La basilica di Santa Giustina a Padova

Il poeta Venanzio Fortunato, vescovo di Tours, scriveva questi versi nella seconda metà del VI secolo d. C. nel suo poema "Vita sancti Martiri", e ricordava agli uomini del suo tempo, ma anche ai posteri, l'esistenza di un illustre monumento eretto nell'antica Patavium in ricordo della giovane martire.
Erano ormai passati più di due lunghi secoli da quel 313 d. C. quando l'imperatore Costantino aveva concesso ai cristiani di professare liberamente la loro fede nella buona novella venuta dal figlio di Dio, da quell'Uomo Dio che aveva risposto agli aneliti di speranza dell'umanità sconfitta dal peccato.
A Padova l'annuncio della nuova religione era giunto in tempi che è giusto ritenere assai precoci. Contrastata come nelle altre parti dell'Impero, certamente risultava affermata nel quarto decennio del secolo se conosciamo il nome di un vescovo, Crispino, che già occupava la cattedra episcopale di Patavium nel 356.

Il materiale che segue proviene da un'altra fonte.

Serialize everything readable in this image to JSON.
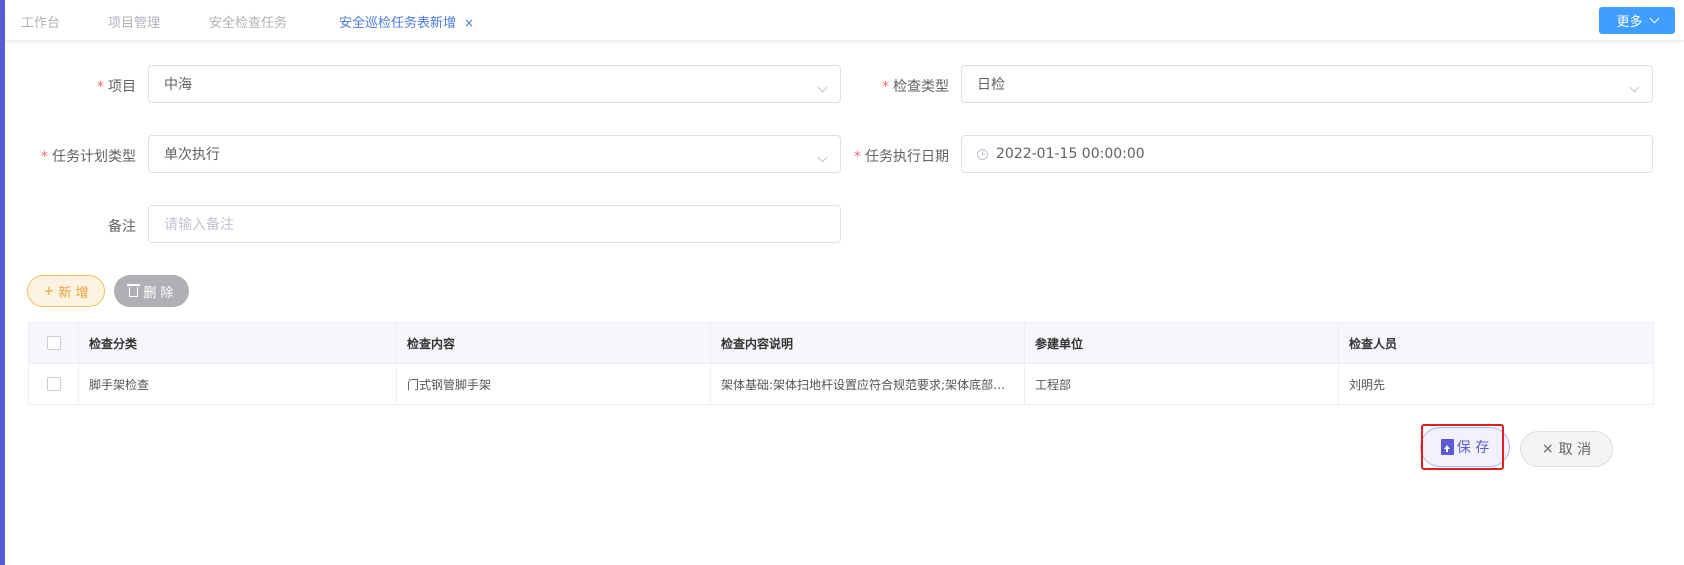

Che cosa la città volle e poté costruire in memoria della martire Giustina, nel luogo della sua sepoltura, non appena le leggi dell'Impero lo permisero, noi non sappiamo. La tradizione, fondata sul documento della Passio, e suffragata anche dalle ampie testimonianze della diffusione del suo culto, narra che la giovane fu martirizzata nel Campo Marzio durante la persecuzione dell'imperatore Massimiano degli anni 303-304 d.C. Sepolta nella limitrofa zona cimiteriale, a sud della città, è plausibile pensare che pellegrini devoti giungessero per pregare presso la sua tomba e per consegnare a lei, testimone di fede con la vita, pietose richieste di intercessione. Il cimitero, in quanto luogo di sepoltura dei martiri, divenne nell'alto medioevo la meta privilegiata del pellegrinaggio e della funzione religiosa. La chiesa, il monastero e lo xenodochium per l'ospitalità del forestiero, permisero la nascita di vere e proprie cittadelle cristiane e monastiche che, nella continuità del culto, manifestavano la forza della tradizione religiosa e il permanere di una coscienza civile.
Quanto di più antico l'archeologia ci ha restituito a testimonianza del culto tributato a santa Giustina risale però soltanto al VI secolo. A quell'epoca infatti il "vir clarissimus" Opilione fece costruire "basilicam vel oratorium in honore sanctae Iustinae martiris", come attesta l'iscrizione incisa nel timpano in marmo greco oggi conservato nel nartece dell'oratorio di San Prosdocimo. Questo reperto, databile intorno al terzo decennio del VI sec. d.C., assieme ai lacerti di mosaico visibili al livello della pavimentazione del sacello, rappresenta la testimonianza dell'esistenza, in epoca paleocristiana, di un doppio edificio eretto in onore e memoria di santa Giustina. Questo piccolo luogo di preghiera che dell'antico complesso è giunto fino a noi, si palesa oggi con l'intatta evidenza trasmessa attraverso i secoli, e resta, assieme alla testimonianza di Venanzio Fortunato, il segno della veridicità di un culto cristiano che rimane il più antico e glorioso di Padova.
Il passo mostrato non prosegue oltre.